Was für ein fantastisches Irrenhaus

Der belgische Regisseur und Choreograf Alain Platel hat sich Monteverdis „Marienvesper“ einverleibt

Wien, 16/10/2006

Seine spannende Auseinandersetzung mit Bach war furios, seine Mozart-Annäherung „Wolf“ mit einer Schar Hunden begeisterte auch in der Pariser Oper.

Nun hat sich der belgische Regisseur und Choreograf Alain Platel Monteverdis „Marienvesper“ einverleibt. Und zwar heutig. Hat sie gehört, verdaut und sprüht sie im Grazer Schauspielhaus als fulminante Abschieds-Premiere des steirischen herbstes vor ein am Ende entfesseltes Publikum.

Von der Vesper bleibt im Titel nur „vsprs“ stehen. Auch sonst lässt Platel in enger Zusammenarbeit mit dem Komponisten Fabrizio Cassol, der Sopranistin Claron McFadden und Musikern aus den Sparten Alte Musik und Jazz mit Balkan-Anklängen seiner Vision von religiöser Andacht und Verzückung 100 Minuten lang freien Lauf.

Es sind viele „bits and pieces“, die Platel seinen elf Tänzern abverlangt und die das multikulturelle Ensemble einmal mehr als eines der vitalsten und vor allem der künstlerischen Gegenwart nahezu ein Schnippchen schlagendes Team ausweist. Gestückelter Tanz mit Breakdance, Ballett und Akrobatik trifft diesmal auf Ausdrucksformen unterschiedlicher Trance-Rituale und psychiatrische Bildhaftigkeit: Zwänge, Hysterie, Epilepsie.

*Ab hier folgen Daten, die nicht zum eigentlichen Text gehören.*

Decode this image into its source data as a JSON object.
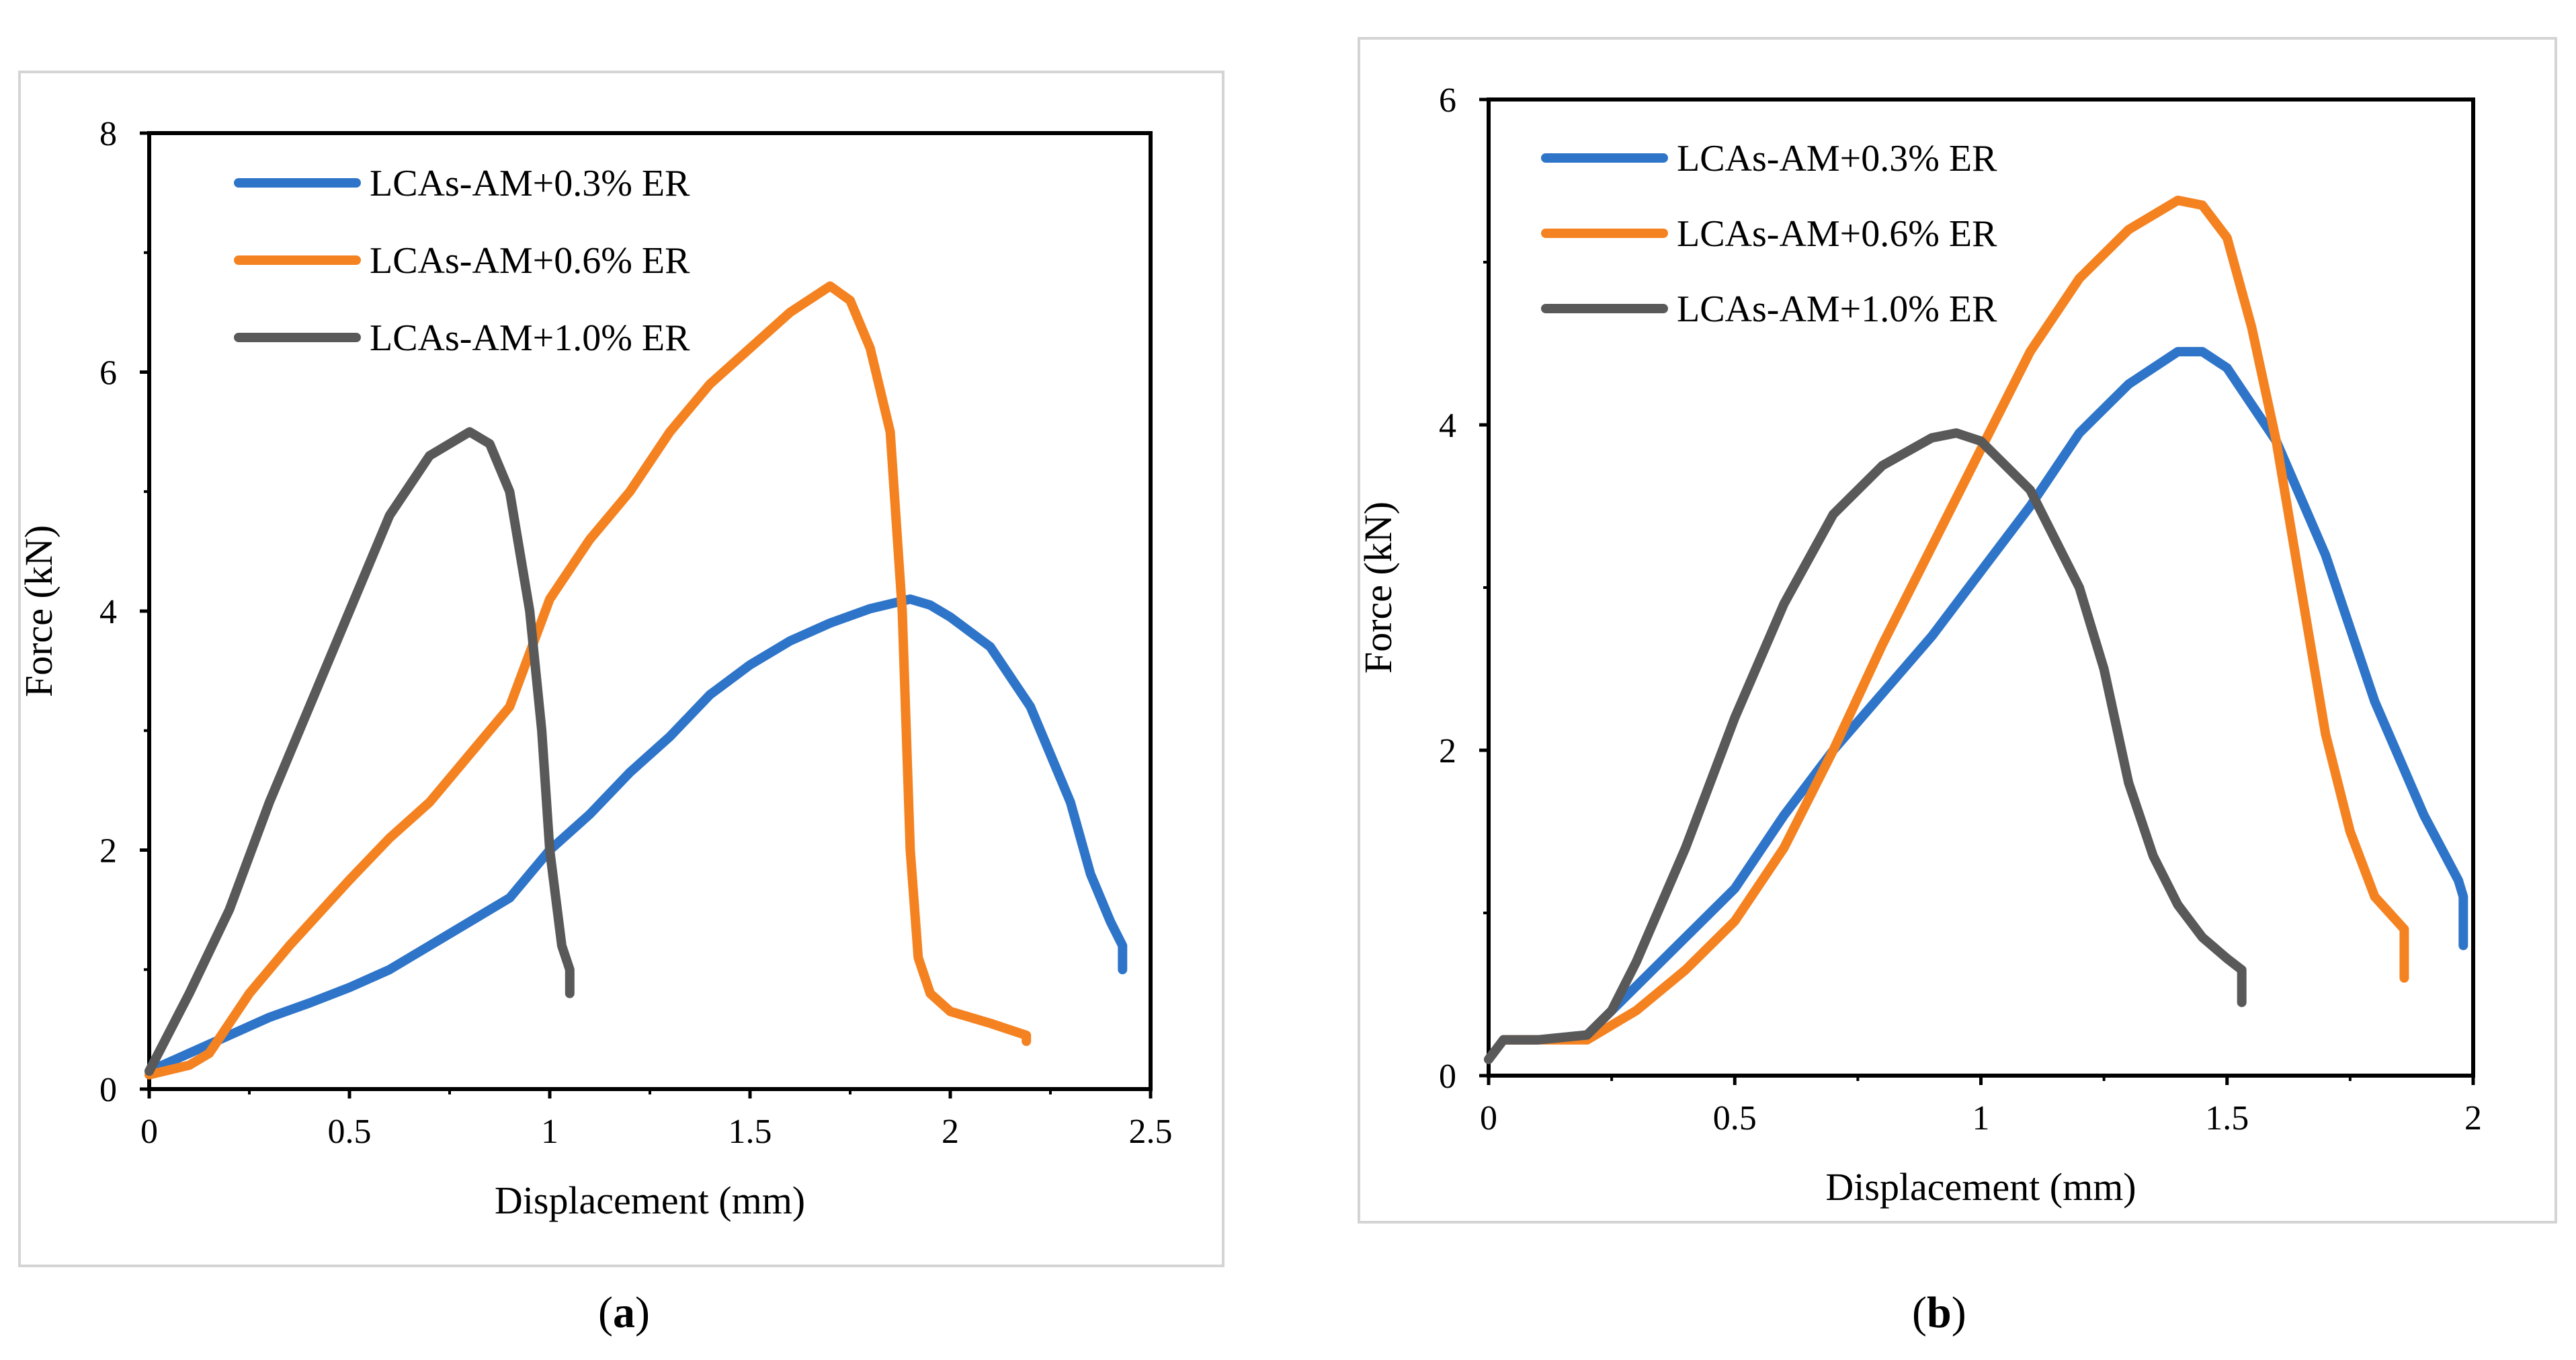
{
  "captions": {
    "a": "a",
    "b": "b"
  },
  "chart_data": [
    {
      "type": "line",
      "panel": "a",
      "title": "",
      "xlabel": "Displacement (mm)",
      "ylabel": "Force (kN)",
      "xlim": [
        0,
        2.5
      ],
      "ylim": [
        0,
        8
      ],
      "xticks": [
        0,
        0.5,
        1,
        1.5,
        2,
        2.5
      ],
      "xtick_labels": [
        "0",
        "0.5",
        "1",
        "1.5",
        "2",
        "2.5"
      ],
      "yticks": [
        0,
        2,
        4,
        6,
        8
      ],
      "ytick_labels": [
        "0",
        "2",
        "4",
        "6",
        "8"
      ],
      "grid": false,
      "legend_position": "top-left",
      "series": [
        {
          "name": "LCAs-AM+0.3% ER",
          "color": "#2e75c9",
          "points": [
            [
              0,
              0.15
            ],
            [
              0.1,
              0.3
            ],
            [
              0.2,
              0.45
            ],
            [
              0.3,
              0.6
            ],
            [
              0.4,
              0.72
            ],
            [
              0.5,
              0.85
            ],
            [
              0.6,
              1.0
            ],
            [
              0.7,
              1.2
            ],
            [
              0.8,
              1.4
            ],
            [
              0.9,
              1.6
            ],
            [
              1.0,
              2.0
            ],
            [
              1.1,
              2.3
            ],
            [
              1.2,
              2.65
            ],
            [
              1.3,
              2.95
            ],
            [
              1.4,
              3.3
            ],
            [
              1.5,
              3.55
            ],
            [
              1.6,
              3.75
            ],
            [
              1.7,
              3.9
            ],
            [
              1.8,
              4.02
            ],
            [
              1.9,
              4.1
            ],
            [
              1.95,
              4.05
            ],
            [
              2.0,
              3.95
            ],
            [
              2.1,
              3.7
            ],
            [
              2.2,
              3.2
            ],
            [
              2.3,
              2.4
            ],
            [
              2.35,
              1.8
            ],
            [
              2.4,
              1.4
            ],
            [
              2.43,
              1.2
            ],
            [
              2.43,
              1.0
            ]
          ]
        },
        {
          "name": "LCAs-AM+0.6% ER",
          "color": "#f58220",
          "points": [
            [
              0,
              0.12
            ],
            [
              0.1,
              0.2
            ],
            [
              0.15,
              0.3
            ],
            [
              0.25,
              0.8
            ],
            [
              0.35,
              1.2
            ],
            [
              0.5,
              1.75
            ],
            [
              0.6,
              2.1
            ],
            [
              0.7,
              2.4
            ],
            [
              0.8,
              2.8
            ],
            [
              0.9,
              3.2
            ],
            [
              1.0,
              4.1
            ],
            [
              1.1,
              4.6
            ],
            [
              1.2,
              5.0
            ],
            [
              1.3,
              5.5
            ],
            [
              1.4,
              5.9
            ],
            [
              1.5,
              6.2
            ],
            [
              1.6,
              6.5
            ],
            [
              1.7,
              6.72
            ],
            [
              1.75,
              6.6
            ],
            [
              1.8,
              6.2
            ],
            [
              1.85,
              5.5
            ],
            [
              1.88,
              4.0
            ],
            [
              1.9,
              2.0
            ],
            [
              1.92,
              1.1
            ],
            [
              1.95,
              0.8
            ],
            [
              2.0,
              0.65
            ],
            [
              2.1,
              0.55
            ],
            [
              2.19,
              0.45
            ],
            [
              2.19,
              0.4
            ]
          ]
        },
        {
          "name": "LCAs-AM+1.0% ER",
          "color": "#595959",
          "points": [
            [
              0,
              0.15
            ],
            [
              0.1,
              0.8
            ],
            [
              0.2,
              1.5
            ],
            [
              0.3,
              2.4
            ],
            [
              0.4,
              3.2
            ],
            [
              0.5,
              4.0
            ],
            [
              0.6,
              4.8
            ],
            [
              0.7,
              5.3
            ],
            [
              0.8,
              5.5
            ],
            [
              0.85,
              5.4
            ],
            [
              0.9,
              5.0
            ],
            [
              0.95,
              4.0
            ],
            [
              0.98,
              3.0
            ],
            [
              1.0,
              2.0
            ],
            [
              1.03,
              1.2
            ],
            [
              1.05,
              1.0
            ],
            [
              1.05,
              0.8
            ]
          ]
        }
      ]
    },
    {
      "type": "line",
      "panel": "b",
      "title": "",
      "xlabel": "Displacement (mm)",
      "ylabel": "Force (kN)",
      "xlim": [
        0,
        2
      ],
      "ylim": [
        0,
        6
      ],
      "xticks": [
        0,
        0.5,
        1,
        1.5,
        2
      ],
      "xtick_labels": [
        "0",
        "0.5",
        "1",
        "1.5",
        "2"
      ],
      "yticks": [
        0,
        2,
        4,
        6
      ],
      "ytick_labels": [
        "0",
        "2",
        "4",
        "6"
      ],
      "grid": false,
      "legend_position": "top-left",
      "series": [
        {
          "name": "LCAs-AM+0.3% ER",
          "color": "#2e75c9",
          "points": [
            [
              0,
              0.1
            ],
            [
              0.03,
              0.22
            ],
            [
              0.1,
              0.22
            ],
            [
              0.2,
              0.25
            ],
            [
              0.3,
              0.55
            ],
            [
              0.4,
              0.85
            ],
            [
              0.5,
              1.15
            ],
            [
              0.6,
              1.6
            ],
            [
              0.7,
              2.0
            ],
            [
              0.8,
              2.35
            ],
            [
              0.9,
              2.7
            ],
            [
              1.0,
              3.1
            ],
            [
              1.1,
              3.5
            ],
            [
              1.2,
              3.95
            ],
            [
              1.3,
              4.25
            ],
            [
              1.4,
              4.45
            ],
            [
              1.45,
              4.45
            ],
            [
              1.5,
              4.35
            ],
            [
              1.6,
              3.9
            ],
            [
              1.7,
              3.2
            ],
            [
              1.8,
              2.3
            ],
            [
              1.9,
              1.6
            ],
            [
              1.97,
              1.2
            ],
            [
              1.98,
              1.1
            ],
            [
              1.98,
              0.8
            ]
          ]
        },
        {
          "name": "LCAs-AM+0.6% ER",
          "color": "#f58220",
          "points": [
            [
              0,
              0.1
            ],
            [
              0.03,
              0.22
            ],
            [
              0.1,
              0.22
            ],
            [
              0.2,
              0.22
            ],
            [
              0.3,
              0.4
            ],
            [
              0.4,
              0.65
            ],
            [
              0.5,
              0.95
            ],
            [
              0.6,
              1.4
            ],
            [
              0.7,
              2.0
            ],
            [
              0.8,
              2.65
            ],
            [
              0.9,
              3.25
            ],
            [
              1.0,
              3.85
            ],
            [
              1.1,
              4.45
            ],
            [
              1.2,
              4.9
            ],
            [
              1.3,
              5.2
            ],
            [
              1.4,
              5.38
            ],
            [
              1.45,
              5.35
            ],
            [
              1.5,
              5.15
            ],
            [
              1.55,
              4.6
            ],
            [
              1.6,
              3.9
            ],
            [
              1.65,
              3.0
            ],
            [
              1.7,
              2.1
            ],
            [
              1.75,
              1.5
            ],
            [
              1.8,
              1.1
            ],
            [
              1.86,
              0.9
            ],
            [
              1.86,
              0.6
            ]
          ]
        },
        {
          "name": "LCAs-AM+1.0% ER",
          "color": "#595959",
          "points": [
            [
              0,
              0.1
            ],
            [
              0.03,
              0.22
            ],
            [
              0.1,
              0.22
            ],
            [
              0.2,
              0.25
            ],
            [
              0.25,
              0.4
            ],
            [
              0.3,
              0.7
            ],
            [
              0.4,
              1.4
            ],
            [
              0.5,
              2.2
            ],
            [
              0.6,
              2.9
            ],
            [
              0.7,
              3.45
            ],
            [
              0.8,
              3.75
            ],
            [
              0.9,
              3.92
            ],
            [
              0.95,
              3.95
            ],
            [
              1.0,
              3.9
            ],
            [
              1.1,
              3.6
            ],
            [
              1.2,
              3.0
            ],
            [
              1.25,
              2.5
            ],
            [
              1.3,
              1.8
            ],
            [
              1.35,
              1.35
            ],
            [
              1.4,
              1.05
            ],
            [
              1.45,
              0.85
            ],
            [
              1.5,
              0.72
            ],
            [
              1.53,
              0.65
            ],
            [
              1.53,
              0.45
            ]
          ]
        }
      ]
    }
  ]
}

Das Kompendium des scheinbar verrückten Menschen ist weit gesteckt. Das durchgemischte Klangspektrum wirkt da aufputschend, aber immer dann, wenn Moneverdi durchkommt, beruhigend. Wieder einmal hat der ausgebildete Heilpädagoge Platel den Menschen in seiner Zerrissenheit, aber auch in seinem Bedürfnis nach Gleichgewicht erfasst.